Photography, as we know it today, began in the late 1830s in France. Joseph Nicéphore Niépce used a portable camera obscura to expose a pewter plate coated with bitumen to light. This is the first recorded image that did not fade quickly.
The Tartan Ribbon
The tartan ribbon, the world’s first color photo was produced in 1861 by Scottish physicist James Clerk Maxwell. The image was created by photographing the tartan ribbon three times through red, blue, and yellow filters, then recombining the images into one color composite.
The first photographic technologies were produced during the 1830s and 40s. The invention of photography would revolutionize culture and communication in the West forever.

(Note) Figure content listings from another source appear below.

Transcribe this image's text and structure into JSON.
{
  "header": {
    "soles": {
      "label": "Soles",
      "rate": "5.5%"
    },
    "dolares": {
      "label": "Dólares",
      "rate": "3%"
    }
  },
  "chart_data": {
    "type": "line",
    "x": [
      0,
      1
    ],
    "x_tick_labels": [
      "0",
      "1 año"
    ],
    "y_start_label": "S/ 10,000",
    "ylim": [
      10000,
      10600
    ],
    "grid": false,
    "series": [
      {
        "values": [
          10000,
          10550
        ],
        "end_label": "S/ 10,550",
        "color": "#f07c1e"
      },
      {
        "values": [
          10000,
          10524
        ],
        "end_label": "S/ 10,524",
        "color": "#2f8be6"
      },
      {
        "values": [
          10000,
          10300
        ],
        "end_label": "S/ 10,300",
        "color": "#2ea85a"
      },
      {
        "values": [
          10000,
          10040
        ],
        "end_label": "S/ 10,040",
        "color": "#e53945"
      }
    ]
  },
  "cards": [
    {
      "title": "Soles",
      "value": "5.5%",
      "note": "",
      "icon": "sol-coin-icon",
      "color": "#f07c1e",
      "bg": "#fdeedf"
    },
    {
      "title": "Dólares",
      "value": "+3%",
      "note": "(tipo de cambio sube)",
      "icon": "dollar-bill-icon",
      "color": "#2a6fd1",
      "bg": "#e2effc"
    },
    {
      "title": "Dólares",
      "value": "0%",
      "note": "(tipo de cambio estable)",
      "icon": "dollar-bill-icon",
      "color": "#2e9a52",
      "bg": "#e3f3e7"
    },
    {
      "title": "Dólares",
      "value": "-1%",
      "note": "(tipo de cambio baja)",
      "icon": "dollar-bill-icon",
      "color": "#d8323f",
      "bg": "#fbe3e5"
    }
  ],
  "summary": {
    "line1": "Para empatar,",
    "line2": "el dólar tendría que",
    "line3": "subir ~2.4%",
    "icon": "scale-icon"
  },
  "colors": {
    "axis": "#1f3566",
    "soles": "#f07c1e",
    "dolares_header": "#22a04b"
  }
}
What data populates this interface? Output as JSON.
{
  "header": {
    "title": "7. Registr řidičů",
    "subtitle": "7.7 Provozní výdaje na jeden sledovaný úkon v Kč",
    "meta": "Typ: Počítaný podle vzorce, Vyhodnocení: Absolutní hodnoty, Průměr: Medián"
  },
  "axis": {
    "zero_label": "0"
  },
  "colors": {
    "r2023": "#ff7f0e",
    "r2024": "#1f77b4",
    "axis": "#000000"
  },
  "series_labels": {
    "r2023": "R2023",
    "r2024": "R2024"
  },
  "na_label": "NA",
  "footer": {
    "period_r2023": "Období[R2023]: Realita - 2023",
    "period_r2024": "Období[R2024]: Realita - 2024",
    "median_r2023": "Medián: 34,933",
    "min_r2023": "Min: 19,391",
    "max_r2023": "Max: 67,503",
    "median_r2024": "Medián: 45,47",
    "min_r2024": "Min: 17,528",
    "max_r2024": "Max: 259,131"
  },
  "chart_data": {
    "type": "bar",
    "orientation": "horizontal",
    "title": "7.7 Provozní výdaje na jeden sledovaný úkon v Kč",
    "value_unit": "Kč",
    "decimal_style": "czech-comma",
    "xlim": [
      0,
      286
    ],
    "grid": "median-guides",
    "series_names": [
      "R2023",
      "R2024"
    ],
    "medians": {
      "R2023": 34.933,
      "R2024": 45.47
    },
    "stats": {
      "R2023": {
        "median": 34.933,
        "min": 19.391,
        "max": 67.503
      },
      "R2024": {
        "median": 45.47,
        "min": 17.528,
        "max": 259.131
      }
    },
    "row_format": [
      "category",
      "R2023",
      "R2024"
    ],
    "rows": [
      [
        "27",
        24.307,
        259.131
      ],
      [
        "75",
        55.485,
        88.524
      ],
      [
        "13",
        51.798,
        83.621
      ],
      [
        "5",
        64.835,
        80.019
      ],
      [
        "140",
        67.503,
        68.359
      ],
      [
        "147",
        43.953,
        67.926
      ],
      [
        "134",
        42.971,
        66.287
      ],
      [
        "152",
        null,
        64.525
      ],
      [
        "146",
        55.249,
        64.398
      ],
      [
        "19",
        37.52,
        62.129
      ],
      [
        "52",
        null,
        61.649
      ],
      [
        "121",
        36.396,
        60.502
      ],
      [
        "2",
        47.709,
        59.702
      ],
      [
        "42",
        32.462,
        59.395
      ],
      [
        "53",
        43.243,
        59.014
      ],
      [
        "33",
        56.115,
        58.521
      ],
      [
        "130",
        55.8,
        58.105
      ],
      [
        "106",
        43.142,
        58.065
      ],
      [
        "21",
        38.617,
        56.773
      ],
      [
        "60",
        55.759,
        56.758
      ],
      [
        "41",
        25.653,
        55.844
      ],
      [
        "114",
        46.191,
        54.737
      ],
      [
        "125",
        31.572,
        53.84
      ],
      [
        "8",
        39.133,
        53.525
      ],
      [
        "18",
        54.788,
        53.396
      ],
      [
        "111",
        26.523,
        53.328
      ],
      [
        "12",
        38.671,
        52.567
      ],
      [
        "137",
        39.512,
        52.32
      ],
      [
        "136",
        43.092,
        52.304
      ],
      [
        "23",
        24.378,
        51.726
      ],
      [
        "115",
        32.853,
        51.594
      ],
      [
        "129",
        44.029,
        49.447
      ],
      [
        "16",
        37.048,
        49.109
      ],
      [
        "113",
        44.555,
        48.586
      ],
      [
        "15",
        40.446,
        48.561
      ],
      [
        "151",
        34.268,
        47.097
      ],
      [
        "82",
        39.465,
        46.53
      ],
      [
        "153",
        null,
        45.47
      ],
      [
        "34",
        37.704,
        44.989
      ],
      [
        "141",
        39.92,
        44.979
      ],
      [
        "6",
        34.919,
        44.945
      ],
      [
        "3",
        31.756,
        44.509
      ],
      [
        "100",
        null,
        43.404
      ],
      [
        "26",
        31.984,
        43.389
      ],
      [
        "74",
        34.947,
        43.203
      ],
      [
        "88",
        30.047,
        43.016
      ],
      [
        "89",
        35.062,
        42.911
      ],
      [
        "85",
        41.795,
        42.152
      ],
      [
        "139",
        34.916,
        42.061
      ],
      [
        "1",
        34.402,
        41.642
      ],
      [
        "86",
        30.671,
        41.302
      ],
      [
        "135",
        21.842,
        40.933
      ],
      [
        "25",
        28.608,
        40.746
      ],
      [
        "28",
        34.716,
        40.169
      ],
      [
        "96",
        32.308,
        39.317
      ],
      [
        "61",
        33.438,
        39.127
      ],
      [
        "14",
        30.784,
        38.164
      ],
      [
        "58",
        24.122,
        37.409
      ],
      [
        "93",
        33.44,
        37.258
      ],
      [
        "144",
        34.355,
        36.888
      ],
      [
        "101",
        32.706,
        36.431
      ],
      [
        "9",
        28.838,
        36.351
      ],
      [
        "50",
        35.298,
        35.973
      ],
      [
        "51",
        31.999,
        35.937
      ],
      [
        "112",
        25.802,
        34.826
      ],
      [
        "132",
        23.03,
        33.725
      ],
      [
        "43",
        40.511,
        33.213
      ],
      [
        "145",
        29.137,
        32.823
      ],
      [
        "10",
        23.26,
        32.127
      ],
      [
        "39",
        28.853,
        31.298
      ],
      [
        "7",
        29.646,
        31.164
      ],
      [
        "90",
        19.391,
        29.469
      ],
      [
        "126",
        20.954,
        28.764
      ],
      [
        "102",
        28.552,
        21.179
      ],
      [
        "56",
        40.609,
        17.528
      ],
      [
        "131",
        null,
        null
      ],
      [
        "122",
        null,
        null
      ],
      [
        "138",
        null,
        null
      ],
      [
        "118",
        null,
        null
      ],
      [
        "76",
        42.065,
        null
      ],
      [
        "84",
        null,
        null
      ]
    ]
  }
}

For the first time, images of ‘real’ life could be captured for posterity and sent around the world, this was the original purpose of photography.
Louis Daguerre
French painter and physicist who invented the first practical process of photography, known as the daguerreotype.
Henry Fox Talbot
He is best known for his development of the calotype, an early photographic process that was an improvement over the daguerreotype of the French inventor Louis Daguerre.
Richard Maddox
Dry plate, also known as gelatin process, is an improved type of photographic plate. It was invented by Dr. Richard L. Maddox in 1871, and had become so widely adopted by 1879 that the first dry plate factory had been established.
what is the purpose of photography?
Essentially, the purpose of photography is to communicate and document moments in time, you are able to capture still life and hold that image with yourself. Photography is so beneficial to us as we can use it in so many different ways.
why is photography important today?
Photography has the power to inspire many people. An inspiration that could lead to a change for the better. It’s also a visual learning tool that helps non-verbal people communicate. Photography is important because it opens a view into a person’s mind and allows them to convey messages.
Photography is important because we can document something and have it forever. Photography lets us see something we may never have noticed otherwise. Photography is history and allows us to learn and visualize what life was like in the past, or even show ideas of what life will be like in the future.
Photography is used everywhere, on the news, on TV, on social media, newspapers, books, magazines, the internet and so on. It is also looked at in a scientific way; this is because scientists would have no idea what things such as cells look like if it weren’t for photography, they wouldn’t be able t prove or show anything.
DAVID CAMPANY
Considering his assertion that: ‘photographs confuse as much as fascinate, conceal as much as reveal, distract as much as compel. They are unpredictable communicators.’
I believe that David Campany examines the seemingly ordinary act of looking at a photograph. Unpredictable and inscrutable, images, he argues, are anything but mundane. In this quote he is basically proposing that there is a deeper meaning behind just a photograph.
Leap into the void
Leap into the void is an example of where photography can be interpreted in many different ways. Viewers may feel fear but be intrigued to keep reading into the image and the story behind it. Some may believe this is a live image of what happened, but instead is a set up staged picture. Two images were taken one with men ready to catch him in tar-pooling and then he was cut out and put into empty image creating a documentary photography. It was in this mass-produced form that the artist’s seminal gesture was communicated to the public and also notably to the Vienna Activists. The photograph may have some representation of the world at the time in the 1960s.